Fe2O3(s) + 2Al(s)-> 2Fe(l) + Al2O3(s)
What is the theoretical yield of iron if we begin the reaction with 10.5 g of Al (assume an excess of Fe2O3)
mols Al = grams/atomic mass = ?
Using the coefficients in the balanced equation, convert mols Al to mols Fe. That is the theoretical yield. If you want it in grams then g = mols x atomic mass.
5.6 × 102 kJ
To find the theoretical yield of iron in this reaction, you need to determine the limiting reactant first. The limiting reactant is the reactant that is completely consumed and determines the maximum amount of product that can be formed.
The balanced equation shows that the stoichiometric ratio between Fe2O3 and Al is 1:2. This means that for every 1 mole of Fe2O3, 2 moles of Al are required.
1. Convert the mass of Al to moles:
molar mass of Al = 26.98 g/mol
moles of Al = mass of Al / molar mass of Al
moles of Al = 10.5 g / 26.98 g/mol
moles of Al ≈ 0.389 mol
2. Use the stoichiometric ratio between Fe2O3 and Al to determine the moles of Fe2O3 needed:
moles of Fe2O3 = 0.389 mol of Al × (1 mol of Fe2O3 / 2 mol of Al)
moles of Fe2O3 ≈ 0.1945 mol
Since there is an excess of Fe2O3, the moles of Fe2O3 will not be completely consumed. Therefore, the limiting reactant is Fe2O3.
3. Use the stoichiometric ratio between Fe2O3 and Fe to determine the theoretical yield of iron:
moles of Fe = 0.1945 mol of Fe2O3 × (2 mol of Fe / 1 mol of Fe2O3)
moles of Fe ≈ 0.389 mol
4. Convert the moles of Fe to grams:
molar mass of Fe = 55.85 g/mol
mass of Fe = moles of Fe × molar mass of Fe
mass of Fe = 0.389 mol × 55.85 g/mol
mass of Fe ≈ 21.67 g
Therefore, the theoretical yield of iron in this reaction is approximately 21.67 grams.
To calculate the theoretical yield of iron in this reaction, we need to determine the limiting reactant. The limiting reactant is the reactant that is completely consumed and determines the maximum amount of product that can be formed.
In this case, we have 10.5 g of Al and an excess of Fe2O3. The molar mass of Al is 26.98 g/mol. To find the moles of Al, we can use the formula:
moles of Al = mass of Al / molar mass of Al
moles of Al = 10.5 g / 26.98 g/mol
moles of Al = 0.389 mol
According to the balanced chemical equation, the stoichiometric ratio between Al and Fe is 2:2, which means that for every 2 moles of Al, we should obtain 2 moles of Fe.

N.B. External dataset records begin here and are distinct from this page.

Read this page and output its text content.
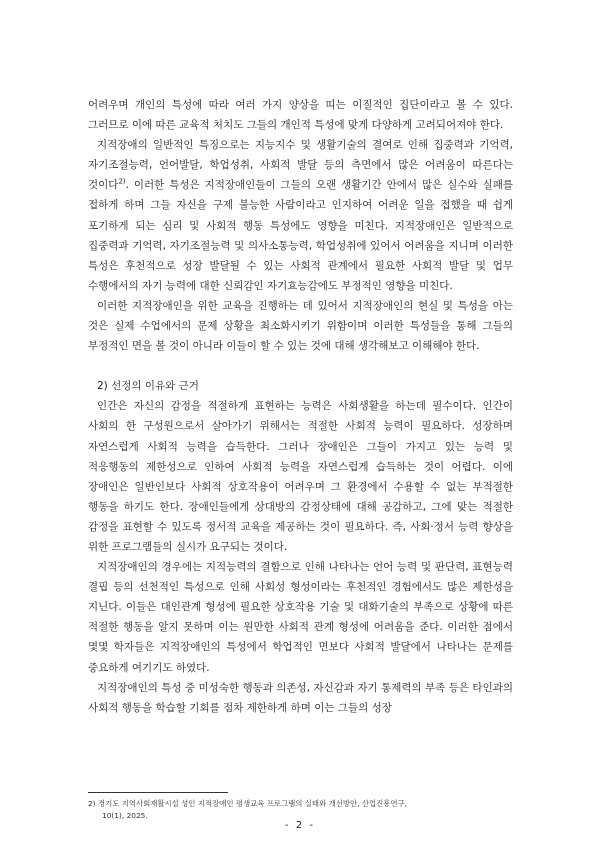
어려우며 개인의 특성에 따라 여러 가지 양상을 띠는 이질적인 집단이라고 볼 수 있다. 그러므로 이에 따른 교육적 처치도 그들의 개인적 특성에 맞게 다양하게 고려되어져야 한다.

지적장애의 일반적인 특징으로는 지능지수 및 생활기술의 결여로 인해 집중력과 기억력, 자기조절능력, 언어발달, 학업성취, 사회적 발달 등의 측면에서 많은 어려움이 따른다는 것이다$^{2)}$. 이러한 특성은 지적장애인들이 그들의 오랜 생활기간 안에서 많은 실수와 실패를 접하게 하며 그들 자신을 구제 불능한 사람이라고 인지하여 어려운 일을 접했을 때 쉽게 포기하게 되는 심리 및 사회적 행동 특성에도 영향을 미친다. 지적장애인은 일반적으로 집중력과 기억력, 자기조절능력 및 의사소통능력, 학업성취에 있어서 어려움을 지니며 이러한 특성은 후천적으로 성장 발달될 수 있는 사회적 관계에서 필요한 사회적 발달 및 업무 수행에서의 자기 능력에 대한 신뢰감인 자기효능감에도 부정적인 영향을 미친다.

이러한 지적장애인을 위한 교육을 진행하는 데 있어서 지적장애인의 현실 및 특성을 아는 것은 실제 수업에서의 문제 상황을 최소화시키기 위함이며 이러한 특성들을 통해 그들의 부정적인 면을 볼 것이 아니라 이들이 할 수 있는 것에 대해 생각해보고 이해해야 한다.

2) 선정의 이유와 근거

인간은 자신의 감정을 적절하게 표현하는 능력은 사회생활을 하는데 필수이다. 인간이 사회의 한 구성원으로서 살아가기 위해서는 적절한 사회적 능력이 필요하다. 성장하며 자연스럽게 사회적 능력을 습득한다. 그러나 장애인은 그들이 가지고 있는 능력 및 적응행동의 제한성으로 인하여 사회적 능력을 자연스럽게 습득하는 것이 어렵다. 이에 장애인은 일반인보다 사회적 상호작용이 어려우며 그 환경에서 수용할 수 없는 부적절한 행동을 하기도 한다. 장애인들에게 상대방의 감정상태에 대해 공감하고, 그에 맞는 적절한 감정을 표현할 수 있도록 정서적 교육을 제공하는 것이 필요하다. 즉, 사회·정서 능력 향상을 위한 프로그램들의 실시가 요구되는 것이다.

지적장애인의 경우에는 지적능력의 결함으로 인해 나타나는 언어 능력 및 판단력, 표현능력 결핍 등의 선천적인 특성으로 인해 사회성 형성이라는 후천적인 경험에서도 많은 제한성을 지닌다. 이들은 대인관계 형성에 필요한 상호작용 기술 및 대화기술의 부족으로 상황에 따른 적절한 행동을 알지 못하며 이는 원만한 사회적 관계 형성에 어려움을 준다. 이러한 점에서 몇몇 학자들은 지적장애인의 특성에서 학업적인 면보다 사회적 발달에서 나타나는 문제를 중요하게 여기기도 하였다.

지적장애인의 특성 중 미성숙한 행동과 의존성, 자신감과 자기 통제력의 부족 등은 타인과의 사회적 행동을 학습할 기회를 점차 제한하게 하며 이는 그들의 성장

2) 경기도 지역사회재활시설 성인 지적장애인 평생교육 프로그램의 실태와 개선방안, 산업진흥연구,
10(1), 2025.
- 2 -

By looking at the equation, we see that the stoichiometric ratio between Fe2O3 and Fe is 1:2. This means that for every 1 mole of Fe2O3, we should obtain 2 moles of Fe.

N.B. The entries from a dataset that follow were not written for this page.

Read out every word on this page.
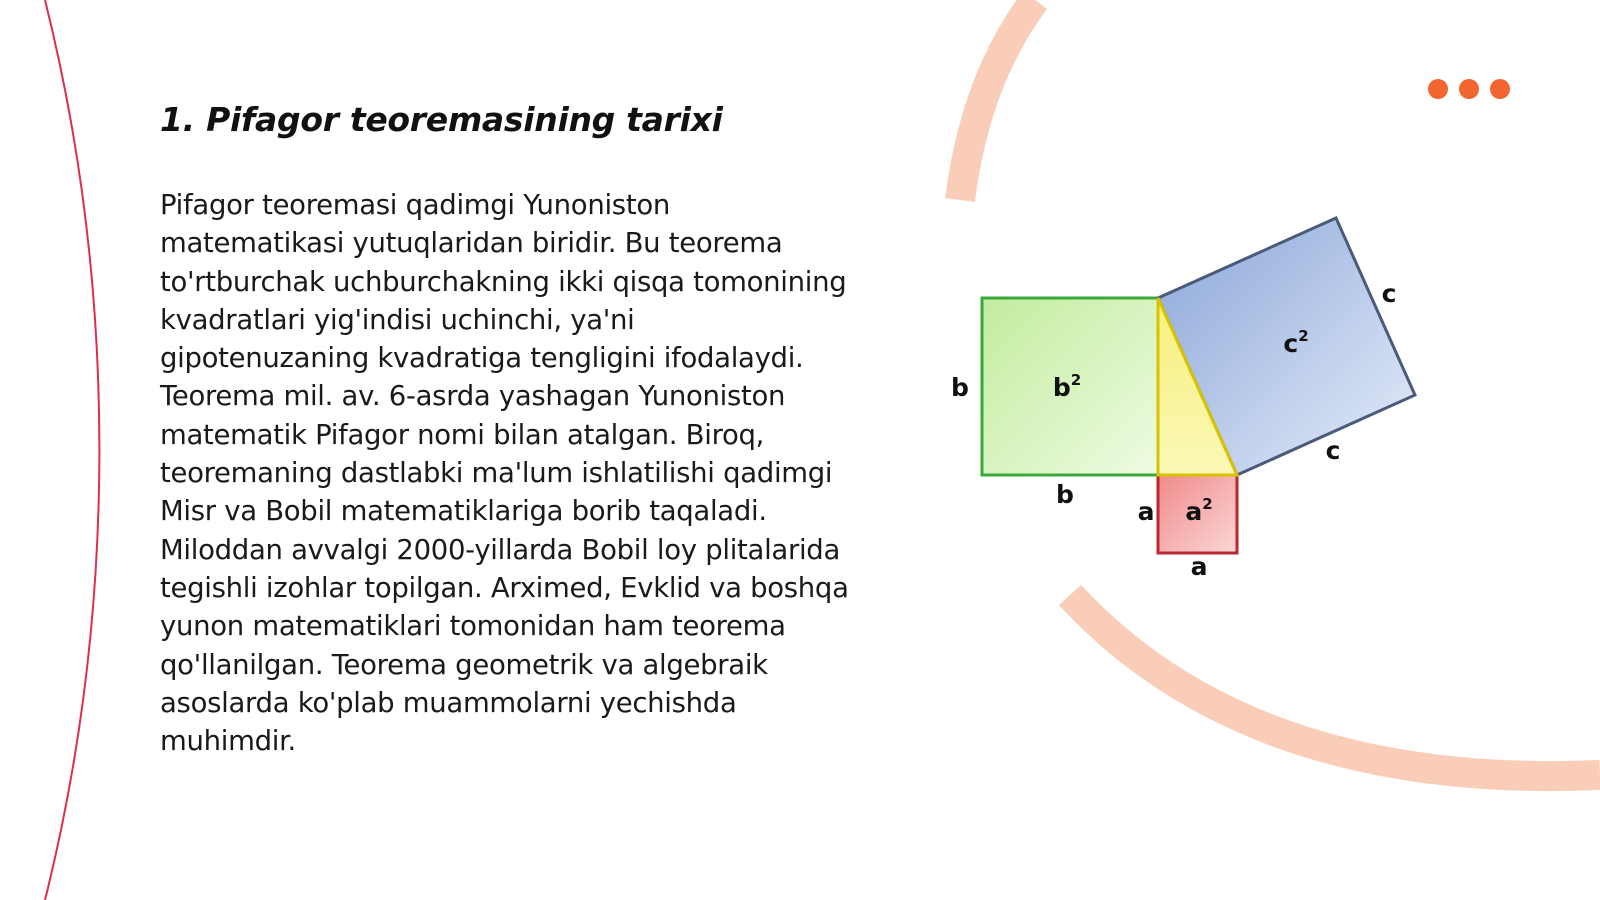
1. Pifagor teoremasining tarixi

Pifagor teoremasi qadimgi Yunoniston matematikasi yutuqlaridan biridir. Bu teorema to'rtburchak uchburchakning ikki qisqa tomonining kvadratlari yig'indisi uchinchi, ya'ni gipotenuzaning kvadratiga tengligini ifodalaydi. Teorema mil. av. 6-asrda yashagan Yunoniston matematik Pifagor nomi bilan atalgan. Biroq, teoremaning dastlabki ma'lum ishlatilishi qadimgi Misr va Bobil matematiklariga borib taqaladi. Miloddan avvalgi 2000-yillarda Bobil loy plitalarida tegishli izohlar topilgan. Arximed, Evklid va boshqa yunon matematiklari tomonidan ham teorema qo'llanilgan. Teorema geometrik va algebraik asoslarda ko'plab muammolarni yechishda muhimdir.

b
b
$b^2$
$c^2$
c
c
a $a^2$
a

Since the ratio between Al and Fe is the same as that between Fe2O3 and Fe, the moles of Fe formed will be equal to the moles of Al used.
Therefore, the theoretical yield of Fe is 0.389 mol.

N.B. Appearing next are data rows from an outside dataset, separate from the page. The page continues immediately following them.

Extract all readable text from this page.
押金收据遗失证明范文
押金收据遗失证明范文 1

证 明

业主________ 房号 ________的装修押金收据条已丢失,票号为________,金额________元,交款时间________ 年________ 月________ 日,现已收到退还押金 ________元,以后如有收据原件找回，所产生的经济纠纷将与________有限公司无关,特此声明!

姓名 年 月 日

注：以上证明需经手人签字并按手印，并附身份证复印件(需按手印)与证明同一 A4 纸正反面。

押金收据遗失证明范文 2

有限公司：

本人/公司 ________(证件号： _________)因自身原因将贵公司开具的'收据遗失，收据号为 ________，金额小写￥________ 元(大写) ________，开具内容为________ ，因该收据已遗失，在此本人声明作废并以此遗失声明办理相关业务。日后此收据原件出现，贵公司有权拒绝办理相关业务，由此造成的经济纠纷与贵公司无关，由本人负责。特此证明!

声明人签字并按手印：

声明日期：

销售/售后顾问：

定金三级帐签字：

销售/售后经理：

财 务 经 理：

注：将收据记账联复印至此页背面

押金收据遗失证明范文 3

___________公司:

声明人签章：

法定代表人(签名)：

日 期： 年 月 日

To calculate the mass of Fe, we need to use the formula:
mass of Fe = moles of Fe * molar mass of Fe
The molar mass of Fe is 55.85 g/mol.
mass of Fe = 0.389 mol * 55.85 g/mol
mass of Fe = 21.70 g
Hence, the theoretical yield of iron is 21.70 grams if we begin the reaction with 10.5 g of Al.